Per descrivere brevemente i fatti di cui sto parlando (per chi non avesse avuto cuore di leggere gli articoli usciti ultimamente sulla vicenda) una ragazzina è stata violentata per tre anni, dai 13 ai 16, da nove adulti (N O V E  A D U L T I) – ‘a turno e insieme’ come riporta il sito di LaStampa riportando le carte dell’indagine – e la reazione degli altri residenti del paese è stata quella di sentirsi solidali con gli stupratori, perché la ragazza era “movimentata”. Il fatto è stato anche bannato come prostituzione di cui ‘in paese ce ne è molta’ e quindi secondo questa mentalità poiché è un fenomeno diffuso non ha senso combatterlo. Se tutto questo non disturbasse già abbastanza la mente della ragazzina era manipolata in modo tale da farla sentire colpevole qualora non volesse completare i continui rapporti. “Dicevano che non ero capace” ha raccontato. Se questo fattore non vi salire la nausea non so cos’altro potrebbe.

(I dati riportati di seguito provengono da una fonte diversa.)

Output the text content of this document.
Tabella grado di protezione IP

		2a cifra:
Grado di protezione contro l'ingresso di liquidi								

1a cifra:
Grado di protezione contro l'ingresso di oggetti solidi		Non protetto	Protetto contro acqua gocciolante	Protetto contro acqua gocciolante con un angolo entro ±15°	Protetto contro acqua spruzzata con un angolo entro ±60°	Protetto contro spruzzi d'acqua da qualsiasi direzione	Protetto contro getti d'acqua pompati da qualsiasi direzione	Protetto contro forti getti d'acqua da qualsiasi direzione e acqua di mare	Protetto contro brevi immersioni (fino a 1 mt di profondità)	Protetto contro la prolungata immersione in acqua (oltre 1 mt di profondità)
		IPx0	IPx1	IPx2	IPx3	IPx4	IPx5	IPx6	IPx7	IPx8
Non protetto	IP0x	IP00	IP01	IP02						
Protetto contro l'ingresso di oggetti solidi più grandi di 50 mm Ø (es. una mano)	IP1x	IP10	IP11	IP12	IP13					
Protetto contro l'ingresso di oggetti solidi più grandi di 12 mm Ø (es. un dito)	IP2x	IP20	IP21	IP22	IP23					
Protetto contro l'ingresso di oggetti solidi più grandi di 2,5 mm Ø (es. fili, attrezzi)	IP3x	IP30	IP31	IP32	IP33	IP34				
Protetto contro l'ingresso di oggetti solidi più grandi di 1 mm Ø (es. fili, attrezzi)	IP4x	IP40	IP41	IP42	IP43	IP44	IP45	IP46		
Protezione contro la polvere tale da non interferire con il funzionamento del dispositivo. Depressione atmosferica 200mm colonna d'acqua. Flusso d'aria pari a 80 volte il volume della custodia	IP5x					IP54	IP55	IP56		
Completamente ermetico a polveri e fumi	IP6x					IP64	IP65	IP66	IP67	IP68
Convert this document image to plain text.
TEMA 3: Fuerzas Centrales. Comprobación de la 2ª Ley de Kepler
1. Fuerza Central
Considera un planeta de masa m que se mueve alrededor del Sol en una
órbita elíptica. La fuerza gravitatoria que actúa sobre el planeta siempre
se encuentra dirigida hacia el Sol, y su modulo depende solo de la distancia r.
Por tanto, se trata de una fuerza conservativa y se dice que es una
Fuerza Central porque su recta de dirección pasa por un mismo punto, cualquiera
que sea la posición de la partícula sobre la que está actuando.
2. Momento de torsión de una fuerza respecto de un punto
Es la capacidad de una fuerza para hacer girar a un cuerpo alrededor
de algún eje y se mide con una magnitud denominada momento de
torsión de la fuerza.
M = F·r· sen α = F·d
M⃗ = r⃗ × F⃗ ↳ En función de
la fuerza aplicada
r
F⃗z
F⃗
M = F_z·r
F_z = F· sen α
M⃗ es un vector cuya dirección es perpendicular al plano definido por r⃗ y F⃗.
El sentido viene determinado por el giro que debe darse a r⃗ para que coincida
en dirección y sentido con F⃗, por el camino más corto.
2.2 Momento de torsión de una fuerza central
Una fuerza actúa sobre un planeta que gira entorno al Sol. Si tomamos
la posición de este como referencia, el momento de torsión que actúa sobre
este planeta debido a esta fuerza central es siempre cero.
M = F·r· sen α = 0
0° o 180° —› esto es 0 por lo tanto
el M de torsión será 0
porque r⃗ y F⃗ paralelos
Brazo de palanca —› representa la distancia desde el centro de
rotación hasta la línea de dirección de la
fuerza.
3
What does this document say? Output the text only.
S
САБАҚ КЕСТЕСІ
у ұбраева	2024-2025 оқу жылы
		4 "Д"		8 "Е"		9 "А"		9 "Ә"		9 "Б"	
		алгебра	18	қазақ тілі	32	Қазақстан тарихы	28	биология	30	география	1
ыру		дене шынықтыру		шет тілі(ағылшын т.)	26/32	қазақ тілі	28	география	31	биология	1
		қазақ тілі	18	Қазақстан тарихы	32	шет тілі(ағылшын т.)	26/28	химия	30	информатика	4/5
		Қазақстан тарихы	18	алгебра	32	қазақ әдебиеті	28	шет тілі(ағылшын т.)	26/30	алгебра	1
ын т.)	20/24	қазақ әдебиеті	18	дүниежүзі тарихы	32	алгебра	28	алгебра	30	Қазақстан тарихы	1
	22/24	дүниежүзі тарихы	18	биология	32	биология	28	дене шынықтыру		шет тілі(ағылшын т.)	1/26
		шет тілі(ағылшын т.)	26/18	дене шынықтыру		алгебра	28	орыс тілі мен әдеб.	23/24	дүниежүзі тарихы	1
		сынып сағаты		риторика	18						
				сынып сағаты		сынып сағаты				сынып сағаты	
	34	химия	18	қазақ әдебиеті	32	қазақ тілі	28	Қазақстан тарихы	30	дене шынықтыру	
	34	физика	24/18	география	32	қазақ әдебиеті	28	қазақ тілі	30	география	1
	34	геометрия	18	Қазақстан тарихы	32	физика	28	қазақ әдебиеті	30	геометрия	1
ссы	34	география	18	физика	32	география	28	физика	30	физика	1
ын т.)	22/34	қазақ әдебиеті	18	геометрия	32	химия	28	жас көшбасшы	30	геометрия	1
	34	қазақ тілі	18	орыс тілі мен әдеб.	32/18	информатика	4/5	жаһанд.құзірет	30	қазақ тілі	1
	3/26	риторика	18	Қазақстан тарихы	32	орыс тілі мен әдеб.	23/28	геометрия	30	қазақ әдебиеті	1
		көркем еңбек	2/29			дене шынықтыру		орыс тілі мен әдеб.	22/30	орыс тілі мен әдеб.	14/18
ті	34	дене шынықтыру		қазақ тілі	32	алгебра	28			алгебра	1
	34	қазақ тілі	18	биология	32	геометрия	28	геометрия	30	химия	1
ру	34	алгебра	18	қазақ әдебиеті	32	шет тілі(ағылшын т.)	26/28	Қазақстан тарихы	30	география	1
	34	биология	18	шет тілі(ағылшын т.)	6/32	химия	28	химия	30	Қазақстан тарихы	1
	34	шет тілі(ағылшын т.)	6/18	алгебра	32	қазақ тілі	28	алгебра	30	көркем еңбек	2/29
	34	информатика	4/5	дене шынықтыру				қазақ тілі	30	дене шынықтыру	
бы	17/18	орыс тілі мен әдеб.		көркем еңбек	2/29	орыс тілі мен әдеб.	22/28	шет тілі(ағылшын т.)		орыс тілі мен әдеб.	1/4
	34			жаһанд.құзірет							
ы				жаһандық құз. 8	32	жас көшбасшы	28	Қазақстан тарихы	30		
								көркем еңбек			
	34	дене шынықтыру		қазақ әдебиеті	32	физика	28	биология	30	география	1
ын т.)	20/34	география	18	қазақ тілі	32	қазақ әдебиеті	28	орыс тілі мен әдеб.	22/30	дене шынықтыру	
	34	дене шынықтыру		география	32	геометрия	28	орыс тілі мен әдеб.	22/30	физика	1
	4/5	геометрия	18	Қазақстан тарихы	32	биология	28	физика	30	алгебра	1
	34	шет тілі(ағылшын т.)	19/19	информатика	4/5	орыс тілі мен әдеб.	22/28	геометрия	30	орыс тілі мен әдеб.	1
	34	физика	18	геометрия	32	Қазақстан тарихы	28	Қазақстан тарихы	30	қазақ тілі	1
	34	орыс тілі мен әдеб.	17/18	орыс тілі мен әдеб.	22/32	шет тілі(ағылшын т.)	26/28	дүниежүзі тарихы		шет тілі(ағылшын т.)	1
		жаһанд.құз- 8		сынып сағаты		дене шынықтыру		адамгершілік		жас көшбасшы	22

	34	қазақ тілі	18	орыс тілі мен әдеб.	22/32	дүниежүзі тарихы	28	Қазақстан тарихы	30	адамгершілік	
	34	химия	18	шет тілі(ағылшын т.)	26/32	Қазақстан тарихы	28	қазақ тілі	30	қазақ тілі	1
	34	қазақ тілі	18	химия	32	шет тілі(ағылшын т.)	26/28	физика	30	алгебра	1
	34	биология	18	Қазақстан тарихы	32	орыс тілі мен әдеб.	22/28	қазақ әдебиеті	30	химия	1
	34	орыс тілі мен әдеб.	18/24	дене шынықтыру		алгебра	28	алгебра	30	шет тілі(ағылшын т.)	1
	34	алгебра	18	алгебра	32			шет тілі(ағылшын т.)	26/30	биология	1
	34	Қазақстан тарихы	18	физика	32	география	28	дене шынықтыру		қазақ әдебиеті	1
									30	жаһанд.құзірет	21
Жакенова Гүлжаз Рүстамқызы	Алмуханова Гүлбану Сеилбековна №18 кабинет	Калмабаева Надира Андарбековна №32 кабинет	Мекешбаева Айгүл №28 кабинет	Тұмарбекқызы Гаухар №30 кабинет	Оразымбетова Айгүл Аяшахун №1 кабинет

Tutte le volte che leggo commenti del tipo “Si dai lui ha sbagliato ma lei…” (ovvero tutte le volte che leggo di fatti del genere e quindi molto più spesso di quanto uno si possa immaginare, soprattutto se si seguono le notizie di attualità a livello internazionale) mi assale un senso di sconfitta poiché credo che ci sia qualcosa di estremamente sbagliato in un paese e in un mondo in cui si vuole insegnare solo alle ragazze come comportarsi mentre i ragazzi sono liberi di dare libero sfogo  ai loro istinti animali senza subire conseguenze.

Viviamo in un mondo maschilista. A volte inconsciamente forse ma in ogni caso profondamente maschilista. Un ragazzo che ha tante partner, più o meno occasionali, è un figo, uno con cui congratularsi a suon di pacche sulle spalle, mentre una ragazza con lo stesso comportamento è una puttana (una poco di buono se si vuol essere fini ma mi sono già trattenuta abbastanza per un articolo solo). Una donna in topless al mare è un’esibizionista che si dovrebbe coprire, gli uomini invece possono andare in giro mostrando le pance strabordanti dagli Speedo striminziti e tutto va bene. Una ragazza viene stuprata mentre è svenuta ed è ritenuta responsabile perché aveva bevuto (cercare su google il caso dello ‘stupratore di Stanford’ se volete più informazioni). Una bambina di 13 anni viene violentata ripetutamente da nove adulti (vorrei sottolineare questo fatto il più possibile) e comunque è colpa sua perché era “movimentata” (a questo proposito se qualcuno sa cosa significa per favore commenti e mi informi). Questi sono solo pochi esempi, molto diversi tra di loro mi rendo conto, che dovrebbero però farci pensare.

Non ho una soluzione, la cultura mondiale dovrebbe subire un cambiamento radicale e questo ovviamente richiede tempo. Quello che so è che è richiesto l’impegno di tutti, perchè diventi la norma insegnare ai nostri figli a rispettare le donne e non alle nostre figlie come non essere stuprate.

Io il mio impegno ce lo metto.

#ioprometto

 

Nota delle autrici

Entrambi gli articoli sono stati scritto di getto e ci rendiamo conto che non tutti gli aspetti dell’argomento siano stati approfonditi come meritano. Nonostante questo abbiamo comunque voluto lasciare tutto quello che abbiamo scritto, perché crediamo che ogni frase dia gli spunti giusti per una riflessione che è necessario avere per poter cambiare le cose.